Jakarta, Ekspresi Indonesia—Kejaksaan Agung (Kejagung) menangkap Ketua Ombudsman Republik Indonesia (RI), Hery Susanto. Penangkapan Hery Susanto terkait kasus dugaan korupsi tata kelola nikel
periode 2013-2025. Hery diduga menerima uang suap mencapai Rp1,5 miliar.
Berdasarkan pantauan, Hery terlihat keluar dari gedung Bundar Jampidsus Kejagung dengan memakai kaos dibalut rompi tahanan khas Kejaksaan.

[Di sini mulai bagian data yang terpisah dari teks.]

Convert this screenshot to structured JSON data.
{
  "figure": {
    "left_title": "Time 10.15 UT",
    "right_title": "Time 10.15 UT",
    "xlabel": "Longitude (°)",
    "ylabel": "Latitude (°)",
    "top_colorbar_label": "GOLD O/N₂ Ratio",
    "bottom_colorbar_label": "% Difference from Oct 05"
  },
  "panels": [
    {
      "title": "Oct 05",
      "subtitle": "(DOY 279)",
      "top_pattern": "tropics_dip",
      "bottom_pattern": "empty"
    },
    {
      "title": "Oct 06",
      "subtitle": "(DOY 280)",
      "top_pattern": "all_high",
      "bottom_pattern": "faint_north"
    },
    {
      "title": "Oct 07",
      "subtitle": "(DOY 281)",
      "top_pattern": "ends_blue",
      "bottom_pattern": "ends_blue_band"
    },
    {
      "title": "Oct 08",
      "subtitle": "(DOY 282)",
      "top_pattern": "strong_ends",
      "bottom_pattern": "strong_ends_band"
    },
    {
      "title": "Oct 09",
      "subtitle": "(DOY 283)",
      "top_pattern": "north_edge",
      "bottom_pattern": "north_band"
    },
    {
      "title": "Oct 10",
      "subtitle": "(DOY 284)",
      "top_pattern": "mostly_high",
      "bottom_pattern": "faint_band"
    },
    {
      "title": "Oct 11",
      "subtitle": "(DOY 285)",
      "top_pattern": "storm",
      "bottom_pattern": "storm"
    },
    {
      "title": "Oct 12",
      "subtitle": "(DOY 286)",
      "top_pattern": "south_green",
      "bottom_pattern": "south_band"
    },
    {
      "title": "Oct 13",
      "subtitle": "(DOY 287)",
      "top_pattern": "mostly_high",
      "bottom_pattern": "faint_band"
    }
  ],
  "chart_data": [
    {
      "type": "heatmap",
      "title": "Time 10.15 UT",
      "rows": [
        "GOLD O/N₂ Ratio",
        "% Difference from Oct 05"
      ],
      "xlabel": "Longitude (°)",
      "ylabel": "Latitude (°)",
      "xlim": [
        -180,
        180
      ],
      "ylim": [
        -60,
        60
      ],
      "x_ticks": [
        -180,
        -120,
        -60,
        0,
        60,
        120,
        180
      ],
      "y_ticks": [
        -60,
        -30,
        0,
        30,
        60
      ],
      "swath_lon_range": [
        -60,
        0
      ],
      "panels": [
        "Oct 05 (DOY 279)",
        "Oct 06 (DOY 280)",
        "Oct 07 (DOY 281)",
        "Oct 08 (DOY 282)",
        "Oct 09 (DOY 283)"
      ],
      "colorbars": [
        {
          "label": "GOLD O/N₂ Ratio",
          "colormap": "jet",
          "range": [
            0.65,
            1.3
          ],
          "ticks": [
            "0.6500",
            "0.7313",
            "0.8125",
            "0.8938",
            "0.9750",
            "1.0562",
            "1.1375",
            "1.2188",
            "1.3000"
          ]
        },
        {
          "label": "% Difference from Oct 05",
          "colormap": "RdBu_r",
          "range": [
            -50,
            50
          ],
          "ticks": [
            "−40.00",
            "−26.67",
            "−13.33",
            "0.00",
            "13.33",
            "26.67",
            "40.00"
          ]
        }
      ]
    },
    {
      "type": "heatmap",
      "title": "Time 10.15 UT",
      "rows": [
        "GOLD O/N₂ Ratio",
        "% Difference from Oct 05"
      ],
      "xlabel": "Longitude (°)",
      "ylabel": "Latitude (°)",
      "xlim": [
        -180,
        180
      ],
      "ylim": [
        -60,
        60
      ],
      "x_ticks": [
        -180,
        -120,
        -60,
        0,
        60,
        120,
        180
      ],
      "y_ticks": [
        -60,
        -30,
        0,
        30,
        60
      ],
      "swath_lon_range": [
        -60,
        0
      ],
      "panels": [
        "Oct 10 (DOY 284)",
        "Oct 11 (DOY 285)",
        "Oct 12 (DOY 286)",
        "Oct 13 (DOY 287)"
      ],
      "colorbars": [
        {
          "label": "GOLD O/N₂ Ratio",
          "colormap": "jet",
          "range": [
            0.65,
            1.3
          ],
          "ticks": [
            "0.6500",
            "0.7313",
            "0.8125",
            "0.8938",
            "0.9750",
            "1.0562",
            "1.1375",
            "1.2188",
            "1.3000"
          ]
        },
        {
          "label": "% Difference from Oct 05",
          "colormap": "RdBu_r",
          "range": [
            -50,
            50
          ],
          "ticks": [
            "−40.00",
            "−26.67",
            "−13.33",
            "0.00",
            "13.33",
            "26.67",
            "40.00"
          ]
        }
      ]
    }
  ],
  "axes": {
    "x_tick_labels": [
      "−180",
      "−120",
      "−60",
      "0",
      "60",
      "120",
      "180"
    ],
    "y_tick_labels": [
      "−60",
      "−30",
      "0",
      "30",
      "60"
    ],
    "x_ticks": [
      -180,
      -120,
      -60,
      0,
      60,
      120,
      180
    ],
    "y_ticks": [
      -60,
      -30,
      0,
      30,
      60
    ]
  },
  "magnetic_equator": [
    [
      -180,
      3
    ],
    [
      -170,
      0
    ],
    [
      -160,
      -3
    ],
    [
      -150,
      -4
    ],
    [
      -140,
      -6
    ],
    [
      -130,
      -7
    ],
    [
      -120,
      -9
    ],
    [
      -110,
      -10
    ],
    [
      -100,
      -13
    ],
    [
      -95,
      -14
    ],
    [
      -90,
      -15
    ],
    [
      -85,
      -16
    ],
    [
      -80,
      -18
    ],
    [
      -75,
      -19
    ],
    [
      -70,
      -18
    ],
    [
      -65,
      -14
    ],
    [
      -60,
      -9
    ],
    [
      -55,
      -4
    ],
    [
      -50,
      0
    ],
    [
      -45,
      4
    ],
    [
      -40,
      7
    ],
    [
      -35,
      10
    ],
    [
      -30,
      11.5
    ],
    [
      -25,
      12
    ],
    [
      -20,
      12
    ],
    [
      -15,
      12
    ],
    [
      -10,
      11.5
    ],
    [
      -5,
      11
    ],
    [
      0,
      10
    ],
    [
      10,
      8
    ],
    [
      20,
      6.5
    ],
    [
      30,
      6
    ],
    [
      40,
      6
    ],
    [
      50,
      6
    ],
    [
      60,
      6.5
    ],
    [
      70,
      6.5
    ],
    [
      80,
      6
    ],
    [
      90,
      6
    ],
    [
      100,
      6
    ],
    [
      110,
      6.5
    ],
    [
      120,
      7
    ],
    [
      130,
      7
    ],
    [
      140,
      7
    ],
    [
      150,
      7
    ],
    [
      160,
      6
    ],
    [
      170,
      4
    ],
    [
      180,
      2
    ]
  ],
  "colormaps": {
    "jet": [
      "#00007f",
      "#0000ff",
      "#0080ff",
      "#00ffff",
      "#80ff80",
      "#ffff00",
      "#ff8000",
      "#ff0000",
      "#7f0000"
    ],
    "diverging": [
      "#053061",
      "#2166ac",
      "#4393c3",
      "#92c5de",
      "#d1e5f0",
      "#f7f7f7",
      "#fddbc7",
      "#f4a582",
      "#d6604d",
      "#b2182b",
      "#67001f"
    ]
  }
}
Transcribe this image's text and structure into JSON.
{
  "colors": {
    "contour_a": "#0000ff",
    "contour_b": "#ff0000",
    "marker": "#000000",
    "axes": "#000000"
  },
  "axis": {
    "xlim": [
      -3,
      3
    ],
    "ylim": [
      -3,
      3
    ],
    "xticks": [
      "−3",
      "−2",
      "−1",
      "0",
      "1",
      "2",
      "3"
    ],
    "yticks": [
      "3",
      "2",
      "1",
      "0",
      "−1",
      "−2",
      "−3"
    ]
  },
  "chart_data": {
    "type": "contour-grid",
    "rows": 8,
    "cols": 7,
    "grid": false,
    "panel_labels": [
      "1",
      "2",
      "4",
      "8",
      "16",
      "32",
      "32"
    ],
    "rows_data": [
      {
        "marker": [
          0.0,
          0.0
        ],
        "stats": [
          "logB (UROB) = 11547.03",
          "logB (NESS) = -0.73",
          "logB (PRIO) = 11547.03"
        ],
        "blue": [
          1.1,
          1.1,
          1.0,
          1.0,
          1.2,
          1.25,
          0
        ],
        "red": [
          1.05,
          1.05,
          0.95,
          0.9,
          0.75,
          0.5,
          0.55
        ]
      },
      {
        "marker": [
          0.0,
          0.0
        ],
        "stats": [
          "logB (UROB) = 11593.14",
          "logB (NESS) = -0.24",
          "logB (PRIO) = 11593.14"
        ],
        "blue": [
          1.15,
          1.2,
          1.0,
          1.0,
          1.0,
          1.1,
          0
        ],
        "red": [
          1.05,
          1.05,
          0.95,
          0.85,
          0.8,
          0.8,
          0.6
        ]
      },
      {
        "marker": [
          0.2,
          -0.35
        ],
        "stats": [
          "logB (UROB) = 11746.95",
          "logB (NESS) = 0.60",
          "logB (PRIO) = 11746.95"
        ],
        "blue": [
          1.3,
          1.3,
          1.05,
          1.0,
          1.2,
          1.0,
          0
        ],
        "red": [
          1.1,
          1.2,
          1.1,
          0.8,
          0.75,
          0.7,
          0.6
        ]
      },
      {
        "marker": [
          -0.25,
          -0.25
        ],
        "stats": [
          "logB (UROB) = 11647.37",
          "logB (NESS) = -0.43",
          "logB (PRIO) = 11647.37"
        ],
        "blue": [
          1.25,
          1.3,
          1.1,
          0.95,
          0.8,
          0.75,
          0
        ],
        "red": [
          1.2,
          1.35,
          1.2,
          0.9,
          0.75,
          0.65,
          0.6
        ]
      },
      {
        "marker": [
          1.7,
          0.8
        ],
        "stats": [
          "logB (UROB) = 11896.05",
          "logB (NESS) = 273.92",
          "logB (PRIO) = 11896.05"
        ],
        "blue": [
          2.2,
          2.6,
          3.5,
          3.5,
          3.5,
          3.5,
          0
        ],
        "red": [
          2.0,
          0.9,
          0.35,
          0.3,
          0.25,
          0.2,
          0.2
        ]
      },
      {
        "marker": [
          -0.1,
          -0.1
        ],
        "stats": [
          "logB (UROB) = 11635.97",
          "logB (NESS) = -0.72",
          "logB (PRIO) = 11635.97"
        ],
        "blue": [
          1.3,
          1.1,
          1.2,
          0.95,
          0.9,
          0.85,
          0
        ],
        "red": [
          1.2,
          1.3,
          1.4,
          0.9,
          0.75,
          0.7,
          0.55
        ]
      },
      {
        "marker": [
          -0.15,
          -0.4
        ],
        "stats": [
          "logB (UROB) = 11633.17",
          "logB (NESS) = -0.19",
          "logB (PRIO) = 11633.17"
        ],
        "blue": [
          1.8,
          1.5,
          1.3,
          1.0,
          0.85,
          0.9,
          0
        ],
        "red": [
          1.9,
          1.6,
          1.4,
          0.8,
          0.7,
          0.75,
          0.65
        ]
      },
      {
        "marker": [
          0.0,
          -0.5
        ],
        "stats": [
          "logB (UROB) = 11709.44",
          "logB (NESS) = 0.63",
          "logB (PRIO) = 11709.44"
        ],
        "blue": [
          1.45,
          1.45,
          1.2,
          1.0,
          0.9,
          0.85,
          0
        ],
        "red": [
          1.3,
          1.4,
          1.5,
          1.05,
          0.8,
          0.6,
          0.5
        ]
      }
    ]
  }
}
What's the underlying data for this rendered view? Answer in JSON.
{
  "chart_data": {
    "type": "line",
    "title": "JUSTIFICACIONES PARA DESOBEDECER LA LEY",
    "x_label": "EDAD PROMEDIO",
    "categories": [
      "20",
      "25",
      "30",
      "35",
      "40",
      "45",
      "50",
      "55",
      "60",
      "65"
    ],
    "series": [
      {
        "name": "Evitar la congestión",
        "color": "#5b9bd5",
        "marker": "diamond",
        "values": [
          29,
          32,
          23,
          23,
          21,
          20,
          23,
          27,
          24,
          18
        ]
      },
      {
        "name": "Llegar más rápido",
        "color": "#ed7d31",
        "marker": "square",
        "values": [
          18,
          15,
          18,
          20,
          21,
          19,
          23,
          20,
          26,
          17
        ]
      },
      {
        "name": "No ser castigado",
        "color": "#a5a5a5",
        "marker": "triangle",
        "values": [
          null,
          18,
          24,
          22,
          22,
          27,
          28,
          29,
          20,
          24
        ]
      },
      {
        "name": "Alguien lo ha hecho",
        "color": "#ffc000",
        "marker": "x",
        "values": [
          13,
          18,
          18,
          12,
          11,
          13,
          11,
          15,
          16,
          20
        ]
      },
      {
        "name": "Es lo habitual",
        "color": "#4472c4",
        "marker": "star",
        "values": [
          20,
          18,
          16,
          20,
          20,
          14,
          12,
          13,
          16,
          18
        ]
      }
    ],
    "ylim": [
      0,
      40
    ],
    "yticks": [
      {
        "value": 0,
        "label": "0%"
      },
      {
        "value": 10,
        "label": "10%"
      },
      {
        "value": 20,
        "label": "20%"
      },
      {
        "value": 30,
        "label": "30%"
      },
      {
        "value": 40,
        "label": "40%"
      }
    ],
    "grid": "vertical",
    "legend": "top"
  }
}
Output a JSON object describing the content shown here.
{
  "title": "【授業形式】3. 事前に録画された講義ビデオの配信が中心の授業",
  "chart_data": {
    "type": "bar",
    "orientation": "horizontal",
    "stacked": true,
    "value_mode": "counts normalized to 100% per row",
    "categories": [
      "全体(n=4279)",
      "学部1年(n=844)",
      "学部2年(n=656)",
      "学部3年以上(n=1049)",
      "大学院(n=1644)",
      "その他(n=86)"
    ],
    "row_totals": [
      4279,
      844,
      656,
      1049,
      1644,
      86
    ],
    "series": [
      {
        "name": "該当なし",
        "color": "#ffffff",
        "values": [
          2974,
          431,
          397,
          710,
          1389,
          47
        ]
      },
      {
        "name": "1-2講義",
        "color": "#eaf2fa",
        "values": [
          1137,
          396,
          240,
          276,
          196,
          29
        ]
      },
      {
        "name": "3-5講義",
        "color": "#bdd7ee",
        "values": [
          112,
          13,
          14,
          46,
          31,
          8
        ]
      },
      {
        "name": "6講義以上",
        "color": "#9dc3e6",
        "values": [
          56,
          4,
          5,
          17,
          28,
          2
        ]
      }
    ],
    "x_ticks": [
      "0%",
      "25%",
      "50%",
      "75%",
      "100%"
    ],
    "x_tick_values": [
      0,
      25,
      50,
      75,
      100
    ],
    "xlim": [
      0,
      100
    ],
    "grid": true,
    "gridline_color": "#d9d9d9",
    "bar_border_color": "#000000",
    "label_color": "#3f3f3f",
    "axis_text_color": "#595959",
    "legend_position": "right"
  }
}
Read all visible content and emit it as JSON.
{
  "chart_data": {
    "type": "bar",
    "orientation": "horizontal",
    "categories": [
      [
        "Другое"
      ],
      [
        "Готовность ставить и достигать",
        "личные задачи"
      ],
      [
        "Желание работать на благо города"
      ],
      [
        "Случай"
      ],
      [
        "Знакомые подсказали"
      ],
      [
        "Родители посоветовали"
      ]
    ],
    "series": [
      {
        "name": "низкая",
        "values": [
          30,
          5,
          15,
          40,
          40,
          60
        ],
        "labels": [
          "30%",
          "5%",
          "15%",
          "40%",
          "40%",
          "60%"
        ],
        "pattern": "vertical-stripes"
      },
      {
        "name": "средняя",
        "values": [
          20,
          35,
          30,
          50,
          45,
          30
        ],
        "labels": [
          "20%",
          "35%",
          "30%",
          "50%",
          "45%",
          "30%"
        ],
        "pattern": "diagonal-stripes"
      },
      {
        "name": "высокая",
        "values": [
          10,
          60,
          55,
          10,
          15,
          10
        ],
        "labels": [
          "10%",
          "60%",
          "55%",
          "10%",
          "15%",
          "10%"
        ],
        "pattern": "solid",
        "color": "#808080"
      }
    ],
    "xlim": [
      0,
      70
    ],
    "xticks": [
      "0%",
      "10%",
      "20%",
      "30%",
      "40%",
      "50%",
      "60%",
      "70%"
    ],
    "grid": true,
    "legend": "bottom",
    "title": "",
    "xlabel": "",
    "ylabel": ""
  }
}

Sambil diborgol, Hery digiring ke mobil tahanan pada pukul 11.19 WIB.
“Tersangka ini menerima sejumlah uang dari Saudara LKM yang merupakan Direktur PT TSHI, kurang lebih yang sudah diserahkan dari satu orang ini adalah Rp1,5 miliar rupiah,” kata Dirdik Jampidsus Kejagung Syarief Sulaeman Nadih, Kamis (16/4/2026).
Syarief menjelaskan, Hery diduga mengurus masalah Perhitungan Penerimaan Negara Bukan Pajak (PNBP) dari PT TSHI. Syarief menuturkan, PT TSHI meminta Hery untuk mengatur agar Ombudsman mengoreksi perhitungan PNBP.
“Kemudian bersama-sama dengan Saudara HS ini untuk mengatur, sehingga surat atau kebijakan yang dilakukan oleh Kemenhut itu dikoreksi oleh Ombudsman, dengan perintah agar PT TSHI melakukan penghitungan sendiri terkait beban yang harus dibayar,” katanya.
Akibat perbuatannya, Hery dijerat Pasal 12 huruf a, 12 huruf b, Pasal 5, dan Pasal 606 KUHP. Ia juga langsung ditahan di Rutan Salemba cabang Kejari Jaksel selama 20 hari kedepan.
Diketahui, Hery resmi menjabat sebagai Ketua Ombudsman Republik Indonesia (RI) untuk periode 2026–2031. Hery dilantik pada Junat 10 April 2026 bersama jajaran anggota baru lainnya oleh Presiden Prabowo Subianto di Istana Negara.